Plt Kepala Pusat Data, Informasi, dan Komunikasi Kebencanaan Berton SP Panjaitan mengatakan dengan penambahan tersebut, jumlah pengungsi saat ini sebanyak 185.131 jiwa. Ia mengatakan berdasarkan data yang diterima BNPB, Manggarai menjadi salah satu kabupaten paling banyak jumlah pengungsinya, yakni sebanyak 50.553 warga.
Kemudian terdapat Kabupaten Nagekeo dengan 50.358 warga mengungsi, lalu Manggarai Timur 31.372 orang, Manggarai Barat 27.167 jiwa, Sikka 18.833 orang, Ende 4.295 jiwa, dan Ngada 2.551 pengungsi.
“Hingga saat ini kita mendapatkan tambahan-tambahan pengungsi,”
kata Berton dalam keterangannya.
Selanjutnya, Berton juga mengatakan pemerintah terus berupaya memenuhi kebutuhan dasar dan logistik bagi korban bencana gempa NTT.
Hingga hari ini, BNPB mencatat sebanyak 117 ton bantuan dari pemerintah telah masuk ke posko pendukung logistik nasional. Bantuan tersebut nantinya didistribusikan kepada warga terdampak.
BNPB telah menyiapkan pasokan bahan kebutuhan dasar dan logistik yang disimpan di gudang dengan jumlah sebanyak 492 ton untuk dibagikan ke seluruh korban di wilayah terdampak.

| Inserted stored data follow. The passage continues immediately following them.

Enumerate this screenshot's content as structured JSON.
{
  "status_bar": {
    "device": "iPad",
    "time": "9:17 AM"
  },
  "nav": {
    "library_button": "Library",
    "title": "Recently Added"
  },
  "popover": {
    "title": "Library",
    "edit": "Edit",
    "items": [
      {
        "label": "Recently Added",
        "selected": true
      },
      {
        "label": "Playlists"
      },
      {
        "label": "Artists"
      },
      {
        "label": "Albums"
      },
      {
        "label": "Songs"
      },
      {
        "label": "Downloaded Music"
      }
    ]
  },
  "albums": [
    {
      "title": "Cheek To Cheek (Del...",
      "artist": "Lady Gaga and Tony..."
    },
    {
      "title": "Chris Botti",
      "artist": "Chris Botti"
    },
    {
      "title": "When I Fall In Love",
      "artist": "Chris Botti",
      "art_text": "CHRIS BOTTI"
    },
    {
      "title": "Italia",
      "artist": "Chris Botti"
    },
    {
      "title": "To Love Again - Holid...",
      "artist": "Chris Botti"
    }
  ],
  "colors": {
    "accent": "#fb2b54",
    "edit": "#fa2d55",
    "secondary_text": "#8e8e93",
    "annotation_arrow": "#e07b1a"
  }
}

Pengiriman bantuan tersebut melalui dua bandara yang ditunjuk pemerintah sebagai posko bantuan logistik, yakni Bandara Maumere dan Labuan Bajo.
“Hingga saat ini total barang yang sudah terkirim sejak 15-24 Agustus sebanyak 2.032 ton. Di Labuan Bajo sebanyak 1.035 ton dan Maumere sejumlah 505 ton,” kata dia.

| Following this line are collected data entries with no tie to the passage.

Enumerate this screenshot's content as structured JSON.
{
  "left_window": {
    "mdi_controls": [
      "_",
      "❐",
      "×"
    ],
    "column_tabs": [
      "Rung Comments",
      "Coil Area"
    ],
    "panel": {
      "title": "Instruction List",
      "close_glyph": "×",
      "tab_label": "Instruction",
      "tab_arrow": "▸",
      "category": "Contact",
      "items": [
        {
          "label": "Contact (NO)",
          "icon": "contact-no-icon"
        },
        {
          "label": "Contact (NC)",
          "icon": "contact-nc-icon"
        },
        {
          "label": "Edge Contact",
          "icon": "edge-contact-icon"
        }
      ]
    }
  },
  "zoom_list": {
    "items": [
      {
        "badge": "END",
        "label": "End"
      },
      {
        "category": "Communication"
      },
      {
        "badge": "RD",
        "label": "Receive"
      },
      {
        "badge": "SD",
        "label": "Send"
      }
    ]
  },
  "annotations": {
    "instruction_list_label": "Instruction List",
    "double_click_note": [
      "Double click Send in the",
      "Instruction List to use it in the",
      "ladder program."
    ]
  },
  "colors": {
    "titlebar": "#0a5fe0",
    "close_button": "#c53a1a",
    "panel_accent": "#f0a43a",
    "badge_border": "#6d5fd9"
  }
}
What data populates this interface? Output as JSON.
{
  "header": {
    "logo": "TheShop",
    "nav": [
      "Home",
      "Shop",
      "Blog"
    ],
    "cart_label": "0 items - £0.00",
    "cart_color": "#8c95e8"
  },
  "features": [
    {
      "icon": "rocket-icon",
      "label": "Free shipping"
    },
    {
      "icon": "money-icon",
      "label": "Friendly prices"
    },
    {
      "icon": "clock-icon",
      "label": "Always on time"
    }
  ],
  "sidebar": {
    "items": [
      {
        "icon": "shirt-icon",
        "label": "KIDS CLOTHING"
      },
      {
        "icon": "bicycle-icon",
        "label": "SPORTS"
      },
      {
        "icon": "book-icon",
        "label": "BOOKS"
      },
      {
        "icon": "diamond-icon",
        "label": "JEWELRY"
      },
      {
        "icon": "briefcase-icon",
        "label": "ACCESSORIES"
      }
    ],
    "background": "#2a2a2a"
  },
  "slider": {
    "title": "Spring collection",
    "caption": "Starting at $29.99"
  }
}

BNPB telah mencatat sebanyak 84 kepala keluarga (KK) atau 237 warga yang mengungsi di GOR Samador, Maumere, Kabupaten Sikka telah Kembali ke rumah sejak Senin (24/8/2026).
“Kami juga tentu setelah pergi memfasilitasi keluarga-keluarga ini tentu dengan bahan makanan, sembako untuk dapat digunakan setelah Kembali ke rumah,” kata Berton.